Pork Dumpling Rice Paper Coils
How to make Pork Dumpling Rice Paper Coils
Prep Time: 15 minutes | Cook Time: 20 minutes | Servings: 2
Ingredients
- 2 tbsp Asia Specialities soy sauce
- 1 tbsp Pure Vita white vinegar
- ½ tsp toasted Stonemill sesame seeds, plus extra to serve
- Chopped or sliced red chillies, plus extra to serve
- 300g Ironbark Pork Pork mince
- 70g green cabbage, finely chopped
- 2 garlic cloves, finely chopped
- 1 tsp finely grated ginger
- 1 spring onion, finely sliced, plus extra to serve
- Pinch Stonemill ground white pepper
- 6 Urban Eats Vietnamese rice papers
- Pure Vita sunflower or canola oil
- Coriander leaves, to serve
Method
- Make the dipping sauce by combining the soy and vinegar. Place into a dipping bowl with sesame seeds and chilli to taste.
- For the filling, place the pork, cabbage, garlic, ginger, spring onion and pepper into a mixing bowl with ½ teaspoon salt. Mix well to combine.
- Dip a rice paper in a bowl of water for 5 seconds. Shake off excess water and place on one end of a large board. Repeat with another rice paper, laying it down on the board, slightly overlapping the previous piece by about 5cm. Repeat with a third rice paper so you have 3 pieces in a row, slightly overlapping.
- Place half of the pork filling down the middle along the long length of the wrappers, like a long sausage, squashing it down to a 10cm width.
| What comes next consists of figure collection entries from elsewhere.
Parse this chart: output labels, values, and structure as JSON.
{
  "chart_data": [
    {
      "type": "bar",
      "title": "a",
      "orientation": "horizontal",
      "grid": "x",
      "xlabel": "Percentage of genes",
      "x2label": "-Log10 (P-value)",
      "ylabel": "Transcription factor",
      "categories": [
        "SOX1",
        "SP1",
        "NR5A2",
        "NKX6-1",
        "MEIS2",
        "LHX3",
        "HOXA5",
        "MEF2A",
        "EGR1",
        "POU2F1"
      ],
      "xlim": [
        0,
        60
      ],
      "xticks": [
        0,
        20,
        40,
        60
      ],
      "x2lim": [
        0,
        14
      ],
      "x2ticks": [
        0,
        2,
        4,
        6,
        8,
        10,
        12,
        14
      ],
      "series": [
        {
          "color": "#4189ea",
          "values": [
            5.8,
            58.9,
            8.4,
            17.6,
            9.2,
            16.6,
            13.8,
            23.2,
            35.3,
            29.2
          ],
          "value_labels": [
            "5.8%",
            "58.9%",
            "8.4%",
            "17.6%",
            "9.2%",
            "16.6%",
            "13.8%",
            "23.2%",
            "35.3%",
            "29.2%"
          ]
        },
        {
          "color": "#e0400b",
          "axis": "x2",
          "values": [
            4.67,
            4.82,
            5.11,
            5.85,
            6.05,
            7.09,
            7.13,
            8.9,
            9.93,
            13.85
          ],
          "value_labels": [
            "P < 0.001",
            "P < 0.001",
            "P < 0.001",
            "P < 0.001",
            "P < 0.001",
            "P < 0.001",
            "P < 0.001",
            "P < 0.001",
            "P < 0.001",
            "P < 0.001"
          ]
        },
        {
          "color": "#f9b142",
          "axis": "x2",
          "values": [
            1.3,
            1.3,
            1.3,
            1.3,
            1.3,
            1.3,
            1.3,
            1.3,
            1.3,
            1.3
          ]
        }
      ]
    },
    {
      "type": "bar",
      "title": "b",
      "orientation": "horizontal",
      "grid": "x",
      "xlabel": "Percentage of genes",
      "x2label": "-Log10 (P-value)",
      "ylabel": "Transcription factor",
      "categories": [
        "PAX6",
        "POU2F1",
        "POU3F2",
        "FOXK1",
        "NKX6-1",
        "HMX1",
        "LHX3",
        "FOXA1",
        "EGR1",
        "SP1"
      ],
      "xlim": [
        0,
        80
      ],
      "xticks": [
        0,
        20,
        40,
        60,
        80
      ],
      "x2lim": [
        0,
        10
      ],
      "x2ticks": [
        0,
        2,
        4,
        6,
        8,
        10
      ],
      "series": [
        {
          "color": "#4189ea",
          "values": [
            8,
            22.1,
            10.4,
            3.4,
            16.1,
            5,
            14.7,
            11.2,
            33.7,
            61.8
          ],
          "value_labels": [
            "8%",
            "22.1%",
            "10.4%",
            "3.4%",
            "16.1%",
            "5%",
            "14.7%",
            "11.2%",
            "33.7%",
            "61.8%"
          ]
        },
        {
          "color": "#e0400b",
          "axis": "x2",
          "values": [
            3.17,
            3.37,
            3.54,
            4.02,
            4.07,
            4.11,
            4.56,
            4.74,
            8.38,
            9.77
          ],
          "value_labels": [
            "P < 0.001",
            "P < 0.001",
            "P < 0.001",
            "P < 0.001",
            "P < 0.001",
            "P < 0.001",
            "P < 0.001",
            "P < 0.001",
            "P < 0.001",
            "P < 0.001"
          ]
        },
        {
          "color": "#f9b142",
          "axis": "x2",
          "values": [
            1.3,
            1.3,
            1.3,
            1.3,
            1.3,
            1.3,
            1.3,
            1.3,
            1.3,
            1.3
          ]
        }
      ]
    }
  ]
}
Roll the rice papers and filling so they become one large, long cigar, then roll into a coil. Repeat with the remaining rice papers and filling so you have 2 coils.
- Place a non-stick frying pan over a medium heat and add a small amount of oil. Place a coil in the pan and cook for 5 minutes each side or until crispy and cooked through. Gently transfer to a plate and repeat with the second coil.
- Transfer to a platter, top with spring onion slices, coriander leaves and sesame seeds and serve with the dipping sauce.
Option: If you prefer these crispy all over, you can make them in long, spring roll shapes or fold into little parcels.